With the aim to please this optima-forma citizen, a number of e-government systems have been developed in the last two decades for delivering a wide range of services to citizens (Al-Sebie & Irani, 2003; Marche & McNiven, 2003), such as web applications to search for employment (Celino et al., 2010), public information catalogues (Veljković, Bogdanović-Dinić, & Stoimenov, 2011), municipal Twitter-feeds (Mambrey & Dörr, 2011), government registries (Lenarčič, 2009), legal information systems (Lesjak & Jagodnik, 2009), electronic identity concepts and –signatures (Dumortier, 2004; Paulin, 2012), systems for fair non-repudiable e-mail (Paulin & Welzer, 2013; Tauber, Apitzsch, & Boldrin, 2012), etc. (One might argue that even governmental surveillance tools like e.g. the German Bundestrojaner (Berlit & Wegewitz, 2008) or the US-American PRISM programme (Greenwald & MacAskil, 2013) are nothing but e-government technology developed to handle tasks of the state machine with more efficiency.)

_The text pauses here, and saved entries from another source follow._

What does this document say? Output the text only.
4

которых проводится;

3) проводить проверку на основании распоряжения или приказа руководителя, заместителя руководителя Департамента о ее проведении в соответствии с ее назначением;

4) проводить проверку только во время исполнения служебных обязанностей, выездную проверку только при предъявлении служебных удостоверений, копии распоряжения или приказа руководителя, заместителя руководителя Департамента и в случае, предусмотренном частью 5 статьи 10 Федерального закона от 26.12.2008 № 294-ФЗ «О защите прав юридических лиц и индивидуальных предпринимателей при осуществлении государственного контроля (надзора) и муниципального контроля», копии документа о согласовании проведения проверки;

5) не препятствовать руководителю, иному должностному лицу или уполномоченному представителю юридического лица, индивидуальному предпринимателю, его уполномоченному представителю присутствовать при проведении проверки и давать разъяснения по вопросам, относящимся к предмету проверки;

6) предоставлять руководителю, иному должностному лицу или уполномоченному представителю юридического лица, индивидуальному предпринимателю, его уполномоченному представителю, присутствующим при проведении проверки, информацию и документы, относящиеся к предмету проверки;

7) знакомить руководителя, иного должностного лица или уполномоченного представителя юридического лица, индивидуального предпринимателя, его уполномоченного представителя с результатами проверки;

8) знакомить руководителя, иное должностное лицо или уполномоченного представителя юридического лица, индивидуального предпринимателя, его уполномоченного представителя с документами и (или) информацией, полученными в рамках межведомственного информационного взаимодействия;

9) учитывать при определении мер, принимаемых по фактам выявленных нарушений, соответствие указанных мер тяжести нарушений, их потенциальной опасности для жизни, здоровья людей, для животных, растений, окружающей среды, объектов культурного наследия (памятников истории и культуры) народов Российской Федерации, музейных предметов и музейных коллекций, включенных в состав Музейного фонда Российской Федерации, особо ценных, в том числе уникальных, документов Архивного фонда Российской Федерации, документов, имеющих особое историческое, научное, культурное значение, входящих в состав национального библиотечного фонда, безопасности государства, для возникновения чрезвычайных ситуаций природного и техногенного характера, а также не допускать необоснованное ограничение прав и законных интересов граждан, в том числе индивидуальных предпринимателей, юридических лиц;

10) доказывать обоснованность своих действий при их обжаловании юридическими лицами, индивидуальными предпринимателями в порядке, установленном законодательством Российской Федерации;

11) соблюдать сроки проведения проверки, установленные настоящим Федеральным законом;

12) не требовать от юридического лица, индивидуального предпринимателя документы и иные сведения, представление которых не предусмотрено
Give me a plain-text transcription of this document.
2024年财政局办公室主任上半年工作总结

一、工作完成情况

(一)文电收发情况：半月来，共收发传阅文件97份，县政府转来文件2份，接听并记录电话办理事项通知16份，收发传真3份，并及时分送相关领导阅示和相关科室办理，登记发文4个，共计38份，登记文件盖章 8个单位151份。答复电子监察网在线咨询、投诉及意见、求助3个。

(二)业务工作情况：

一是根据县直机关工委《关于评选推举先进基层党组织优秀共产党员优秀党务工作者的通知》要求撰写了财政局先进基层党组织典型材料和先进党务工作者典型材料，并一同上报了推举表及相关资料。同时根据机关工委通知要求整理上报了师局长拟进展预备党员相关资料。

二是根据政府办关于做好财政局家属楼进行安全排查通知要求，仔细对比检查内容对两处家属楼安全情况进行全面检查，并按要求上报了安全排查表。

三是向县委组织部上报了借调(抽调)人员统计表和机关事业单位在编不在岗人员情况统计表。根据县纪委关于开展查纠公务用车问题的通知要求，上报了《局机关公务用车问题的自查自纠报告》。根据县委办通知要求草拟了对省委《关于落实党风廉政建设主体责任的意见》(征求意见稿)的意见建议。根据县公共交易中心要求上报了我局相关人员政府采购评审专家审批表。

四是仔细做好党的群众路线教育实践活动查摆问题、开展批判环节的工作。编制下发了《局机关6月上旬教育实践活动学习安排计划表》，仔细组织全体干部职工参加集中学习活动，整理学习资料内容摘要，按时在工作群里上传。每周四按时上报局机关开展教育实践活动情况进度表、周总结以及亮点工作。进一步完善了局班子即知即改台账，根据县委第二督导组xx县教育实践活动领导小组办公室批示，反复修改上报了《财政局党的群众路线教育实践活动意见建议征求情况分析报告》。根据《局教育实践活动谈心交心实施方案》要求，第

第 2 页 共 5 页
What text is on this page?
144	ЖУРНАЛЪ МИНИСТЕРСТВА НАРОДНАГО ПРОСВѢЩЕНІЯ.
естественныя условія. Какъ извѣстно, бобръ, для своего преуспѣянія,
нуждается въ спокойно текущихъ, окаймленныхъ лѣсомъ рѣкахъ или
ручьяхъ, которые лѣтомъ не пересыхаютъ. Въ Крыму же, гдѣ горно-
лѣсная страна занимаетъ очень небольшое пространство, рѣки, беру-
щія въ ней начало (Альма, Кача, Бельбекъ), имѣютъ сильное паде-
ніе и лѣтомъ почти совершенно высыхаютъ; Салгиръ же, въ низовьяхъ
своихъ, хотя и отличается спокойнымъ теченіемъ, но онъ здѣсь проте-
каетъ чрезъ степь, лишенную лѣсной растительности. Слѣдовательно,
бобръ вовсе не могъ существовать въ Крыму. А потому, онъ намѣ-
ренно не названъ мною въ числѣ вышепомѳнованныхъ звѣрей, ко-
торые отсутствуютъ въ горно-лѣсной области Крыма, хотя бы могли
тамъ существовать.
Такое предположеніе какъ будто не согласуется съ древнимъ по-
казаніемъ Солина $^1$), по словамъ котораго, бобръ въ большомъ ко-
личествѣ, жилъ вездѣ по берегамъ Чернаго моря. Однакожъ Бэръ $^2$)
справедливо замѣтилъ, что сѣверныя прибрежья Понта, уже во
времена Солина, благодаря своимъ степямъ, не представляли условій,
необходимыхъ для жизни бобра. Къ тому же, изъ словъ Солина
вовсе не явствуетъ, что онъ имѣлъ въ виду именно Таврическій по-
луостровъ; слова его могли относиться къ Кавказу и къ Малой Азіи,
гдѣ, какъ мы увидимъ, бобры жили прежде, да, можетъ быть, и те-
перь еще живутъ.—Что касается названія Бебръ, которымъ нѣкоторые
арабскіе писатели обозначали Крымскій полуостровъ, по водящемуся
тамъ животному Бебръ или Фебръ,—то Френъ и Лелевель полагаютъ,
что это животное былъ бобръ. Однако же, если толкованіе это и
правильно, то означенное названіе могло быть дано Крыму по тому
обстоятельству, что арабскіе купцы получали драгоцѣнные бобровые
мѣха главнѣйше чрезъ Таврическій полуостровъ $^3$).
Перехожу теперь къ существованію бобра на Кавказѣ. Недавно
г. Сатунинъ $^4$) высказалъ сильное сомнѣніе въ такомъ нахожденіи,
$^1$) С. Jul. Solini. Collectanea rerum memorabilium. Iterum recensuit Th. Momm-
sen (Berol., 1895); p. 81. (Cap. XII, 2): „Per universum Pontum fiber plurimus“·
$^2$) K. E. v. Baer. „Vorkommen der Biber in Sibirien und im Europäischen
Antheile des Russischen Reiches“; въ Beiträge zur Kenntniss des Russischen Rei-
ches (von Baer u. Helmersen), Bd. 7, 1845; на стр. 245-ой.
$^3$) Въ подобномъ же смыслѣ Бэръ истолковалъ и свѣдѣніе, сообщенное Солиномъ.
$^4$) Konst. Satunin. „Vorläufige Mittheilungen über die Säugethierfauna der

Alas, as research reveals, neither citizen nor state accept e-government as planned: Cordella (Cordella & Iannacci, 2010; 2007) argues that 70-87% of all e-government projects were failures, studies on open government data reveal a careless bureaucracy (Adair, Nielsen, Fuchs, Byrne, & Blanton, 2007; Paulin, 2010), and studies on the acceptance of state-driven electronic identities systems show as low as 0.1% acceptance rates (Kubicek, 2011; Rissanen, 2010) of this technology. According to this, one might be inclined to think that there is a lack of mutual understanding between the designers of e-Government and its target audience, this fictional omnirational empowered citizen?